Côte d’Ivoire solidifies its status as UEMOA’s economic engine
First economy of UEMOA, Côte d’Ivoire keeps strengthening its influence thanks to a blend of factors rarely seen together in the sub-region: a dynamic domestic market, modern infrastructure, a leading port activity, and an investment capacity that far exceeds its neighbours. These indicators confirm Abidjan’s position as one of the continent’s main economic hubs.
- Politique

With over 4,195 billion FCFA allocated to public investment, Côte d’Ivoire remains the primary economic driver of the West African Economic and Monetary Union (UEMOA). This level of financial commitment places the country well ahead of its regional partners and showcases its ability to simultaneously support major projects in infrastructure, transport, energy, and urban development. Budget figures highlight the scale of this effort. Côte d’Ivoire’s envelope alone far exceeds the combined amounts of Mali, Burkina Faso, and Niger. The three Sahel Alliance states together program nearly 2,100 billion FCFA in public investment, roughly half the volume mobilized by Abidjan.
The Ivorian position is equally striking when compared with the entire community area. With almost 44% of UEMOA’s programmed public investments, Côte d’Ivoire alone concentrates a considerable share of resources meant for regional economic development. Its envelope is nearly three times larger than Bénin’s, over four times that of Sénégal, and many dozens of times bigger than Guinée-Bissau’s.
This financial capacity rests on the size of the Ivorian economy, now the biggest in the Union. According to economist Nouvou Berté, who holds degrees in political economy and international finance, this lead is explained by the national market size, tax revenue levels, and access to financial markets. These levers enable the country to fund large-scale programs in sectors seen as essential for economic transformation. Per capita analysis also underscores the significance of resources mobilized. Côte d’Ivoire records about 116,500 FCFA in public investment per citizen, ahead of Togo and Bénin. The gap is especially visible with Sénégal, Mali, Burkina Faso, and Niger.
Yet spending volume is not the only performance indicator. Some countries devote a larger share of their budget to investment. Togo and Bénin show ratios higher than Côte d’Ivoire’s. This perspective reminds us that beyond amounts committed, public spending efficiency remains a decisive factor. Roads, ports, universities, power grids, and industrial zones only deliver results when projects are rigorously executed and meet real economic needs.

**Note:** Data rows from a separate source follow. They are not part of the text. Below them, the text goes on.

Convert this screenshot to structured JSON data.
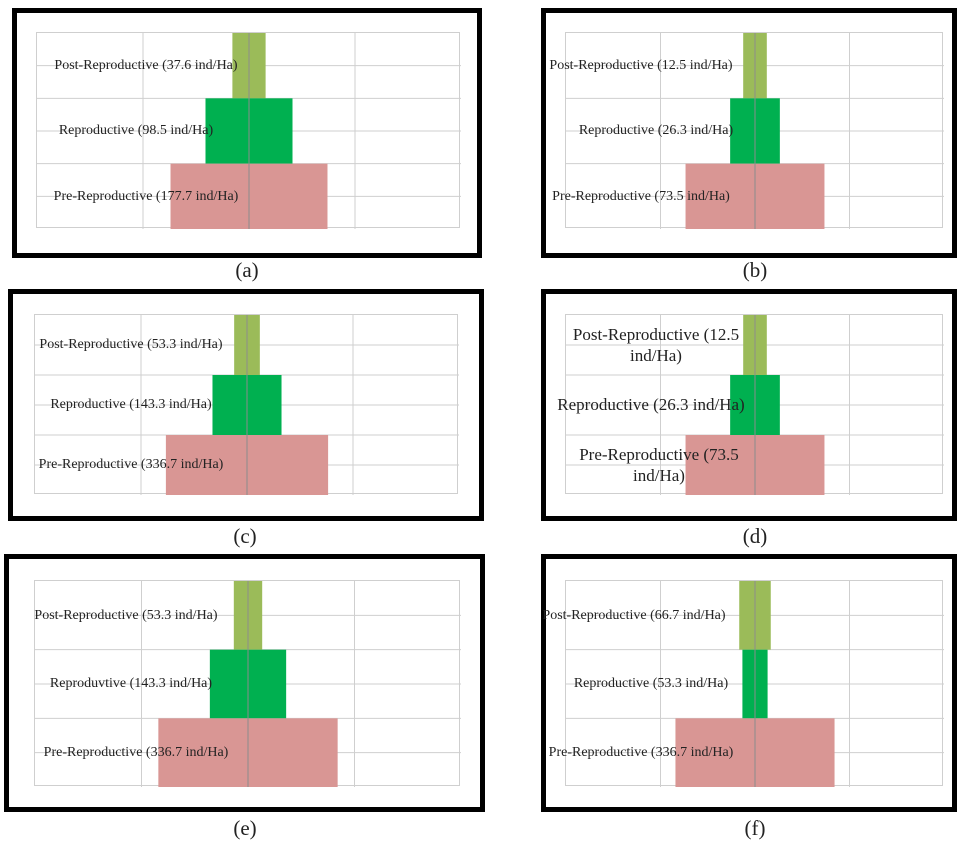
{
  "colors": {
    "post_reproductive": "#9bbb59",
    "reproductive": "#00b050",
    "pre_reproductive": "#d99694",
    "grid": "#cfcfcf",
    "frame": "#000000"
  },
  "chart_data": [
    {
      "panel": "a",
      "caption": "(a)",
      "type": "bar",
      "orientation": "horizontal-population-pyramid",
      "categories": [
        "Post-Reproductive",
        "Reproductive",
        "Pre-Reproductive"
      ],
      "values": [
        37.6,
        98.5,
        177.7
      ],
      "labels": [
        "Post-Reproductive (37.6 ind/Ha)",
        "Reproductive (98.5 ind/Ha)",
        "Pre-Reproductive (177.7 ind/Ha)"
      ],
      "xlim": [
        -240,
        240
      ],
      "grid": true
    },
    {
      "panel": "b",
      "caption": "(b)",
      "type": "bar",
      "orientation": "horizontal-population-pyramid",
      "categories": [
        "Post-Reproductive",
        "Reproductive",
        "Pre-Reproductive"
      ],
      "values": [
        12.5,
        26.3,
        73.5
      ],
      "labels": [
        "Post-Reproductive (12.5 ind/Ha)",
        "Reproductive (26.3 ind/Ha)",
        "Pre-Reproductive (73.5 ind/Ha)"
      ],
      "xlim": [
        -100,
        100
      ],
      "grid": true
    },
    {
      "panel": "c",
      "caption": "(c)",
      "type": "bar",
      "orientation": "horizontal-population-pyramid",
      "categories": [
        "Post-Reproductive",
        "Reproductive",
        "Pre-Reproductive"
      ],
      "values": [
        53.3,
        143.3,
        336.7
      ],
      "labels": [
        "Post-Reproductive (53.3 ind/Ha)",
        "Reproductive (143.3 ind/Ha)",
        "Pre-Reproductive (336.7 ind/Ha)"
      ],
      "xlim": [
        -440,
        440
      ],
      "grid": true
    },
    {
      "panel": "d",
      "caption": "(d)",
      "type": "bar",
      "orientation": "horizontal-population-pyramid",
      "categories": [
        "Post-Reproductive",
        "Reproductive",
        "Pre-Reproductive"
      ],
      "values": [
        12.5,
        26.3,
        73.5
      ],
      "labels": [
        "Post-Reproductive (12.5 ind/Ha)",
        "Reproductive (26.3 ind/Ha)",
        "Pre-Reproductive (73.5 ind/Ha)"
      ],
      "xlim": [
        -100,
        100
      ],
      "grid": true
    },
    {
      "panel": "e",
      "caption": "(e)",
      "type": "bar",
      "orientation": "horizontal-population-pyramid",
      "categories": [
        "Post-Reproductive",
        "Reproductive",
        "Pre-Reproductive"
      ],
      "values": [
        53.3,
        143.3,
        336.7
      ],
      "labels": [
        "Post-Reproductive (53.3 ind/Ha)",
        "Reproduvtive (143.3 ind/Ha)",
        "Pre-Reproductive (336.7 ind/Ha)"
      ],
      "xlim": [
        -400,
        400
      ],
      "grid": true
    },
    {
      "panel": "f",
      "caption": "(f)",
      "type": "bar",
      "orientation": "horizontal-population-pyramid",
      "categories": [
        "Post-Reproductive",
        "Reproductive",
        "Pre-Reproductive"
      ],
      "values": [
        66.7,
        53.3,
        336.7
      ],
      "labels": [
        "Post-Reproductive (66.7 ind/Ha)",
        "Reproductive (53.3 ind/Ha)",
        "Pre-Reproductive (336.7 ind/Ha)"
      ],
      "xlim": [
        -400,
        400
      ],
      "grid": true
    }
  ]
}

Medium- and long-term outlooks nonetheless reinforce the country’s standing in the region. Projections from late 2025 foresee a significant rise for Côte d’Ivoire in the global economy ranking over the next fifteen years. The country’s GDP could more than double by 2040. This forecast rests on several strengths: industrial transformation is gaining ground, agro-industry stays a pillar of the economy, and exports rely on a diversified base including cocoa, gold, and energy. The Autonomous Port of Abidjan continues to play a central role in West African trade, bolstering the nation’s position as a regional logistics platform.
These various indicators reflect a reality: Côte d’Ivoire today possesses the financial means, infrastructure, and production capacity to weigh more heavily than its neighbours in UEMOA’s economy. The challenge now is to convert this economic power into lasting gains for businesses, employment, and people’s living standards.